The worker had use of the company car between 1998 and 2017 and after a change in the company ownership, the worker received a once off payment of €45,833 for the loss of the company car and the amount was treated as taxable by his employer.

However, the worker in his tax return treated the once-off payment of €45,833 as tax-free and showed that he had overpaid tax of €22,675 for 2017.

The worker’s agent told Revenue that the entire amount of the once-off payment was tax-free and requested a refund of PRSI charged against the once off payment

The amount of tax at issue is €25,170 and the worker appealed that Revenue assessment to the Tax Appeals Commission.

However, the TAC has now found in favour of the Revenue and the assessment stands.

The man had a basic salary of €247,580 and the once off compensation for the loss of the company car brought his pay to the year to €293,413.

Revenue calculated that the worker’s overall personal income tax bill for the year was €101,391.

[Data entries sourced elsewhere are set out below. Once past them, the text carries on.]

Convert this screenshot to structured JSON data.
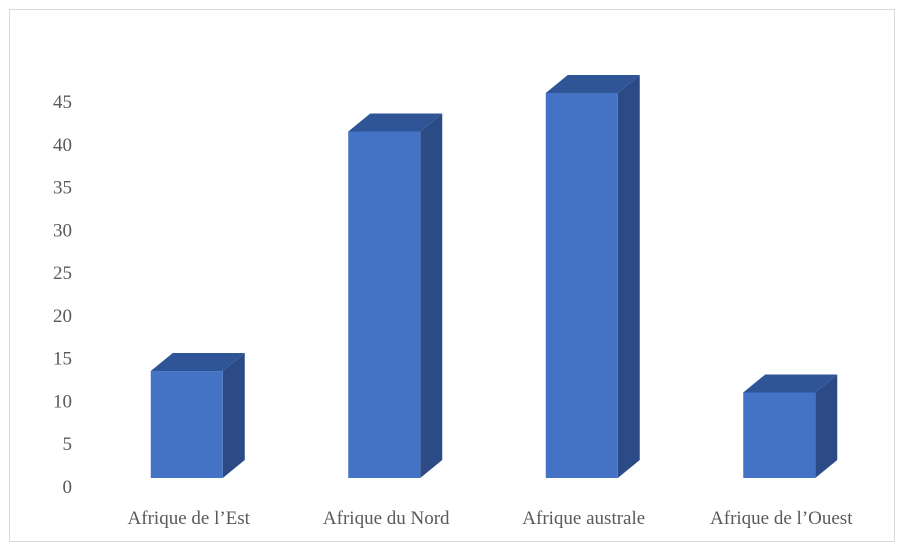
{
  "chart_data": {
    "type": "bar",
    "style": "3d-column",
    "categories": [
      "Afrique de l’Est",
      "Afrique du Nord",
      "Afrique australe",
      "Afrique de l’Ouest"
    ],
    "values": [
      12.5,
      40.5,
      45,
      10
    ],
    "ylim": [
      0,
      45
    ],
    "yticks": [
      0,
      5,
      10,
      15,
      20,
      25,
      30,
      35,
      40,
      45
    ],
    "grid": false,
    "colors": {
      "front": "#4472c4",
      "side": "#2c4a86",
      "top": "#2f5597"
    }
  }
}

Revenue submitted that because the once-off payment was made in respect of the loss of a company car, this represents emoluments arising from the worker employment and is therefore chargeable under tax legislation.

In its determination, Chairperson of the TAC Marie-Claire Maney Chairperson dismissed the man’s appeal.

Ms Maney stated that the once-off payment received by the worker in 2017 was made in respect of the loss of the use of a company car.

Ms Maney stated that the worker’s Tax Agent confirmed to Revenue Commissioners that the worker’s employment was not terminated in 2017 and no submissions have been made to the Commission to the effect that the worker retired or was removed from his office or employment in 2017.

As a result the Commission found that the payment was not in respect of a termination payment or redundancy payment but was in substitution, or recompense, for the deprivation of the benefit which the Appellant had previously enjoyed.

Ms Maney stated: “Hence, it is taxable.”

Mr Maney stated that it is understandable that the appellant will be disappointed with the outcome of his appeal.

She said: “The Appellant was correct to check to see whether his legal rights were correctly applied.”